Pakistan Muslim League - Nawaz (PML-N) chief, Mian Nawaz Sharif. —F ile Photo

ISLAMABAD: Already unhappy with the appointment of Admiral (retd) Fasih Bokhari as the National Accountability Bureau (NAB) chairman, the PML-N resolved not to give an inch on its stand that the government bring its long-delayed bill seeking replacement of NAB with a powerful independent commission to parliament for voting, Dawn has learnt.

The government has been blaming the delay in presentation of the Holder of Public Offices (Accountability) Bill 2009 on dissenting notes submitted by four PML-N members during meetings of the National Assembly Standing Committee on Law, Justice and Parliamentary Affairs which had been holding the bill for the past 30 months.

On the other hand, PML-N members have been blaming the “non-serious” attitude of the government for the delay, citing the absence of the federal minister and other officials concerned from most of the committee’s meetings.

The PML-N’s member of the committee Anusha Rehman, however, told Dawn on Wednesday that the party members would neither withdraw their dissenting notes nor would press the government to make them part of the bill when the committee would take it up again on Oct 27.

Instead, she said, they would ask the government to present the bill in its present form before the house for a vote.

“The government wants us to withdraw our dissenting notes in an effort to make it a consensus document. We are not saying to the government to agree on our points. We will ask the government to put it for voting in the assembly without caring for our dissenting notes,” Ms Rehman said, adding, the party wanted the Oct 27 meeting to be the last.

The PML-N member said her party had already shown maximum flexibility on the bill and now it did not want to provide any more excuses to the government to delay this important and much-needed law.

The National Assembly Standing Committee on Law, Justice and Parliamentary Affairs, headed by PPP’s Nasim Akhtar Chaudhry, in one of its meetings in October last year, had agreed to the PML-N’s suggestion that the new law would be applicable to the “past and present” holders of public offices notwithstanding the earlier agreed proposal that the crimes committed before 1985 would be exempt from accountability.

The PML-N members had submitted dissenting notes on the clause of the earlier approved draft bill, suggesting that the NAC could not carry out investigations into any crime committed before 1985.

The PML-N had proposed that the commission be allowed to pursue cases dating back to 1947.

The other contentious points which still need to be resolved by the committee are the PML-N’s objections to the eligibility for appointing the head of the proposed NAC, “immunity” proposed for a holder of public office for any wrongdoing committed in “good faith” and repeal of the clause allowing the government to ask foreign countries to freeze accounts and assets of a person involved in any corruption case.

The PML-N has been insisting that the head of NAC should compulsorily be a sitting judge of the Supreme Court whereas the draft of the law suggests that the office can be held “either by a sitting judge, or a retired judge or any person qualified to be a judge of the Supreme Court”.

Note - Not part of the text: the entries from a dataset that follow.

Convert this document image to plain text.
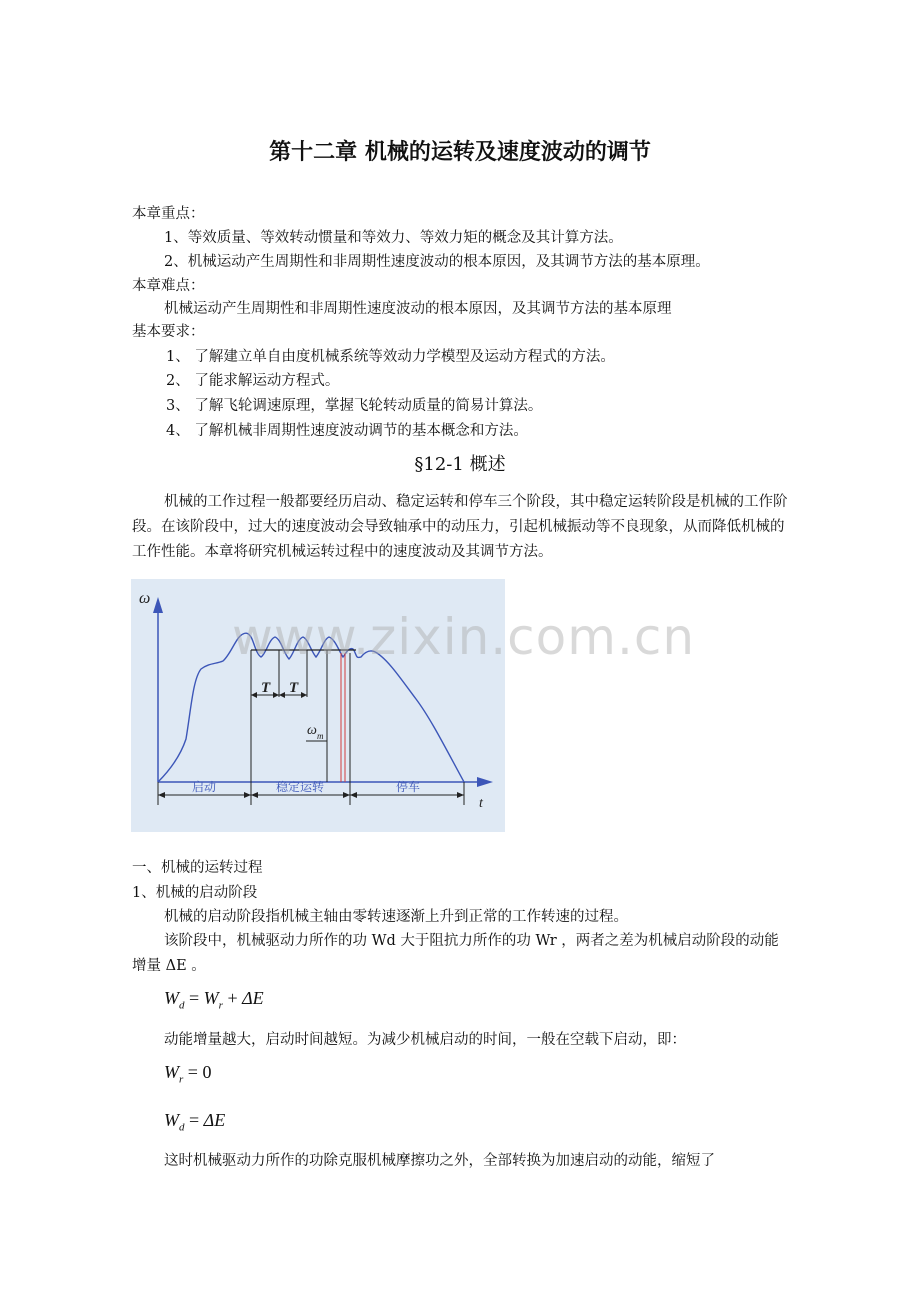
第十二章 机械的运转及速度波动的调节
本章重点：
1、等效质量、等效转动惯量和等效力、等效力矩的概念及其计算方法。
2、机械运动产生周期性和非周期性速度波动的根本原因，及其调节方法的基本原理。
本章难点：
机械运动产生周期性和非周期性速度波动的根本原因，及其调节方法的基本原理
基本要求：
1、 了解建立单自由度机械系统等效动力学模型及运动方程式的方法。
2、 了能求解运动方程式。
3、 了解飞轮调速原理，掌握飞轮转动质量的简易计算法。
4、 了解机械非周期性速度波动调节的基本概念和方法。
§12-1 概述
机械的工作过程一般都要经历启动、稳定运转和停车三个阶段，其中稳定运转阶段是机械的工作阶段。在该阶段中，过大的速度波动会导致轴承中的动压力，引起机械振动等不良现象，从而降低机械的工作性能。本章将研究机械运转过程中的速度波动及其调节方法。
ω
t
T T
ω m
启动	稳定运转	停车
www.zixin.com.cn
一、机械的运转过程
1、机械的启动阶段
机械的启动阶段指机械主轴由零转速逐渐上升到正常的工作转速的过程。
该阶段中，机械驱动力所作的功 Wd 大于阻抗力所作的功 Wr ，两者之差为机械启动阶段的动能增量 ΔE 。
$W_d = W_r + \Delta E$
动能增量越大，启动时间越短。为减少机械启动的时间，一般在空载下启动，即：
$W_r = 0$
$W_d = \Delta E$
这时机械驱动力所作的功除克服机械摩擦功之外，全部转换为加速启动的动能，缩短了
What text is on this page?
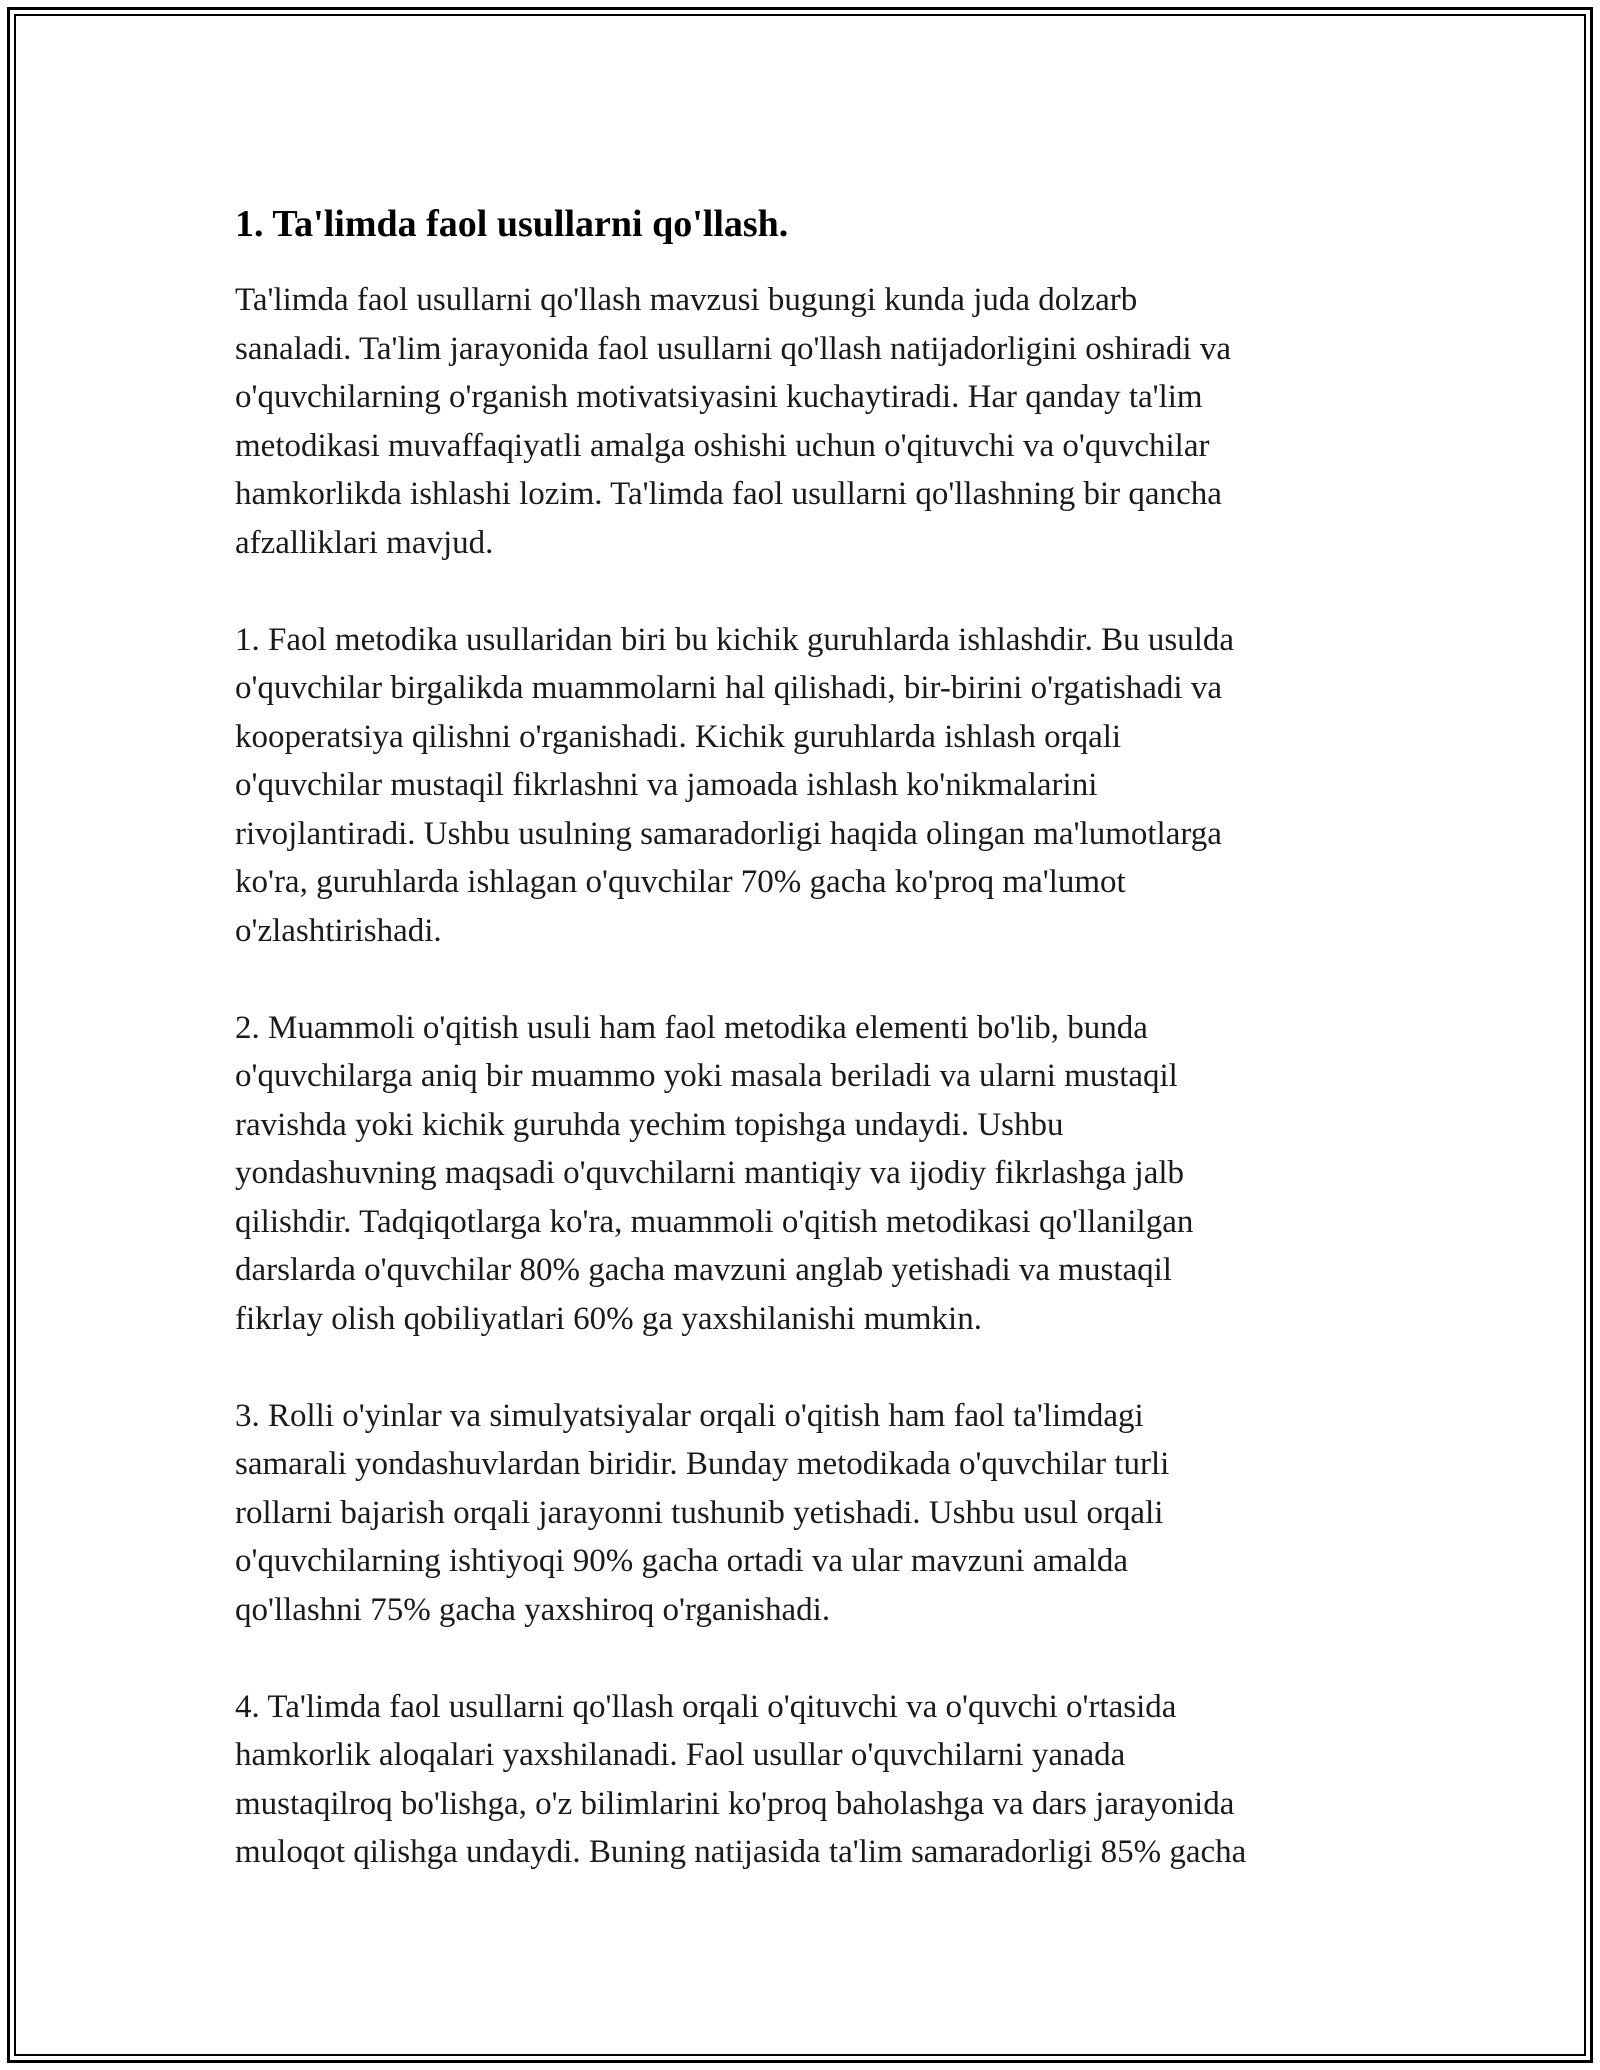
1. Ta'limda faol usullarni qo'llash.

Ta'limda faol usullarni qo'llash mavzusi bugungi kunda juda dolzarb
sanaladi. Ta'lim jarayonida faol usullarni qo'llash natijadorligini oshiradi va
o'quvchilarning o'rganish motivatsiyasini kuchaytiradi. Har qanday ta'lim
metodikasi muvaffaqiyatli amalga oshishi uchun o'qituvchi va o'quvchilar
hamkorlikda ishlashi lozim. Ta'limda faol usullarni qo'llashning bir qancha
afzalliklari mavjud.

1. Faol metodika usullaridan biri bu kichik guruhlarda ishlashdir. Bu usulda
o'quvchilar birgalikda muammolarni hal qilishadi, bir-birini o'rgatishadi va
kooperatsiya qilishni o'rganishadi. Kichik guruhlarda ishlash orqali
o'quvchilar mustaqil fikrlashni va jamoada ishlash ko'nikmalarini
rivojlantiradi. Ushbu usulning samaradorligi haqida olingan ma'lumotlarga
ko'ra, guruhlarda ishlagan o'quvchilar 70% gacha ko'proq ma'lumot
o'zlashtirishadi.

2. Muammoli o'qitish usuli ham faol metodika elementi bo'lib, bunda
o'quvchilarga aniq bir muammo yoki masala beriladi va ularni mustaqil
ravishda yoki kichik guruhda yechim topishga undaydi. Ushbu
yondashuvning maqsadi o'quvchilarni mantiqiy va ijodiy fikrlashga jalb
qilishdir. Tadqiqotlarga ko'ra, muammoli o'qitish metodikasi qo'llanilgan
darslarda o'quvchilar 80% gacha mavzuni anglab yetishadi va mustaqil
fikrlay olish qobiliyatlari 60% ga yaxshilanishi mumkin.

3. Rolli o'yinlar va simulyatsiyalar orqali o'qitish ham faol ta'limdagi
samarali yondashuvlardan biridir. Bunday metodikada o'quvchilar turli
rollarni bajarish orqali jarayonni tushunib yetishadi. Ushbu usul orqali
o'quvchilarning ishtiyoqi 90% gacha ortadi va ular mavzuni amalda
qo'llashni 75% gacha yaxshiroq o'rganishadi.

4. Ta'limda faol usullarni qo'llash orqali o'qituvchi va o'quvchi o'rtasida
hamkorlik aloqalari yaxshilanadi. Faol usullar o'quvchilarni yanada
mustaqilroq bo'lishga, o'z bilimlarini ko'proq baholashga va dars jarayonida
muloqot qilishga undaydi. Buning natijasida ta'lim samaradorligi 85% gacha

After deliberating for one full year, the committee had on April 14 last year approved the draft of the bill despite the opposition’s protest, but the government later decided to defer its presentation before the parliament till achieving a consensus on its draft.

In a major development, the members have already agreed to remove the immunity so far enjoyed by armed forces and judicial and parliamentary figures by defining public office as given in Article 260 of the Constitution.

Even Speaker and Deputy Speaker of the NA and chairman and deputy chairman of Senate – who have been excluded from the public office holders in Article 260 -- have been made accountable through a clause of the proposed law.

Once the new law is approved, all assets and employees of NAB will be transferred to the proposed NAC. All cases being pursued by NAB will also be transferred to NAC immediately after its approval.

The former federal minister for parliamentary affairs, Babar Awan, had tabled “the Holder of Public Office (Accountability) Act 2009 (the name changed to NAC Act 2010) in the NA on April 15, 2009, in the light of the first speech made by Prime Minister Yousuf Raza Gilani on the floor of the NA after his election on March 29, 2008, in which he had promised to disband NAB and create an independent accountability commission as envisaged in the Charter of Democracy.

After its introduction in the NA, the PML-N raised a number of objections to the language and provisions given in the original draft and refused to accept it. Later the prime minister announced that the government would bring the accountability bill before parliament only after taking all the parties, including the PML-N, into confidence.

The bill which has now become a bone of contention between the PPP and the PML-N, has once again acquired great significance in the wake of the controversy over the appointment of Admiral (retd) Fasih Bokhari as NAB chairman. The PML-N has already announced that it will challenge his appointment in the Supreme Court.